2009年07月20日
雪の華
ニュージーランドのことばかり書いている。というのも日本ネタで書き出すときりがないからだ。
自民党の迷走、役所の横暴、いよいよ戦前の官僚政治体制が現代の日本に出来上がった感がするわけで、いよいよ今読んでいる満州本と同じような様相を描いているのが日本だ。
日本は敗戦で全てを失いゼロから国造りが始まった。そしてある程度形が出来上がった時点で官僚による産業ごとのより分けが行われ、生き残る企業と去っていく企業が決められた。
失われた10年の後にゼロから日本を作り直し始めた日本は、戦後すぐと同じようにまずは誰にでも何でも自由にやらせた。
そしてある程度産業ごとに形が整った時点で一気に法整備、政府による管理統制が導入、官僚による日本株式会社の復活である。戦後の日本は昭和30年代から60年代まで30年間、官僚による統制経済が行われ、これが日本の活力の源泉となった。
本当に歴史は繰り返すとしか言いようがないけど、戦前の日本で革新官僚と呼ばれた中の代表格が岸元首相で安倍元首相のお爺さんである。
岸さんの懐刀が椎名悦三郎であり、彼らが満州で出来なかったことを戦後日本の中枢に入り込んで実現させたのだからたいしたもんだ。
要するに戦前の日本と戦後の日本は表向きの政治体制は完璧に異なっているのだけど、それを運営する人々や思考方法は全く変わってなかったということなのだ。もっと簡単に言えば社会主義であろうが資本主義であろうが、運営方法はそれほど変わらないということだ。
けどま、こんな魑魅魍魎みたいな頭の切れる連中と戦って素人政治家が勝つわけもない。結局満州では日本本土のような政治家が存在せずにすべてが軍部と一部官僚の手によって国造りが行われた。
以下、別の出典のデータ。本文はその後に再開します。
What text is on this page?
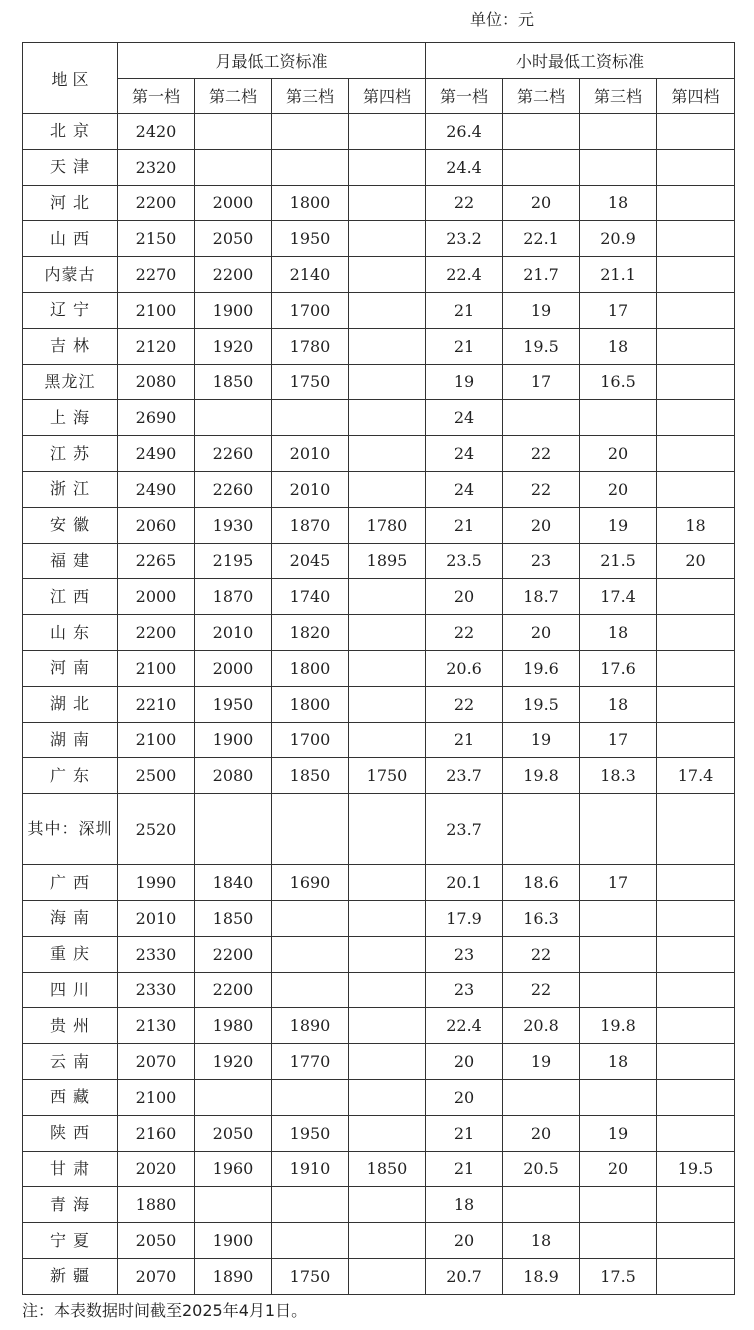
单位：元
地 区	月最低工资标准				小时最低工资标准			
	第一档	第二档	第三档	第四档	第一档	第二档	第三档	第四档
北 京	2420				26.4			
天 津	2320				24.4			
河 北	2200	2000	1800		22	20	18	
山 西	2150	2050	1950		23.2	22.1	20.9	
内蒙古	2270	2200	2140		22.4	21.7	21.1	
辽 宁	2100	1900	1700		21	19	17	
吉 林	2120	1920	1780		21	19.5	18	
黑龙江	2080	1850	1750		19	17	16.5	
上 海	2690				24			
江 苏	2490	2260	2010		24	22	20	
浙 江	2490	2260	2010		24	22	20	
安 徽	2060	1930	1870	1780	21	20	19	18
福 建	2265	2195	2045	1895	23.5	23	21.5	20
江 西	2000	1870	1740		20	18.7	17.4	
山 东	2200	2010	1820		22	20	18	
河 南	2100	2000	1800		20.6	19.6	17.6	
湖 北	2210	1950	1800		22	19.5	18	
湖 南	2100	1900	1700		21	19	17	
广 东	2500	2080	1850	1750	23.7	19.8	18.3	17.4
其中：深圳	2520				23.7			
广 西	1990	1840	1690		20.1	18.6	17	
海 南	2010	1850			17.9	16.3		
重 庆	2330	2200			23	22		
四 川	2330	2200			23	22		
贵 州	2130	1980	1890		22.4	20.8	19.8	
云 南	2070	1920	1770		20	19	18	
西 藏	2100				20			
陕 西	2160	2050	1950		21	20	19	
甘 肃	2020	1960	1910	1850	21	20.5	20	19.5
青 海	1880				18			
宁 夏	2050	1900			20	18		
新 疆	2070	1890	1750		20.7	18.9	17.5	
注：本表数据时间截至2025年4月1日。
外は手ぬぐいが凍るような寒さのクイーンズタウン。朝はスノーダストみたいな空中にきらきら光る雪の華が舞い散り、夜ともなるとしんしんと音がするような寒さの帳がすべての家々の屋根にかぶさっていく。
そんな街のホテルの一室で満州国演義を読む。現在は第4部。それにしてもこの部屋の中は暖房完備なのでTシャツで過ごせる、まるで北海道のようだ。
けどこんな静かな環境でしんしんと冷え込む外の空気の音を聞きながら過ごしていると、僕が初めて読んだ満州もの「人間の条件」の梶をどうしても思い出す。
零下40度の中で井戸の水も凍り、ほんのちょっとした間違いがすぐに死に繋がる世界で人間は人間であろうとして生きてきた。
満州で人間らしく生きようとした人々の群像を読むと一番悲しいのは、結局体制についていった人が幸せになっていく現実。
多くの日本人にとっては官僚にきちんと管理された中で生きるのが幸せなんだろうと思う。
ここは中国じゃないし何かあれば移動の自由もあるけど、それを行使するほどには苦しくないし、ほどほどに生きていけるからいいじゃないか、これ以上やれば苦しみもセットでやってくるなら、やらないほうがいいよね。素直にお上とうまいこと妥協しながらやってるほうが楽だよね。
それにしても満州の歴史は面白い。戦前の満州にはある一瞬にすべての人間的要素が凝縮されて出来上がったようなスピード感と、多くの夢がぶつかり合っていく人間の波動と、それが外部世界とぶつかり合いながら昇華していく様が手に取るように見えてくるから不思議なものだ。
それにしても歴史は繰り返す。学ぶべきは古典であり、今の問題の答えは常に過去にあるんだなと、ひしひしと感じる。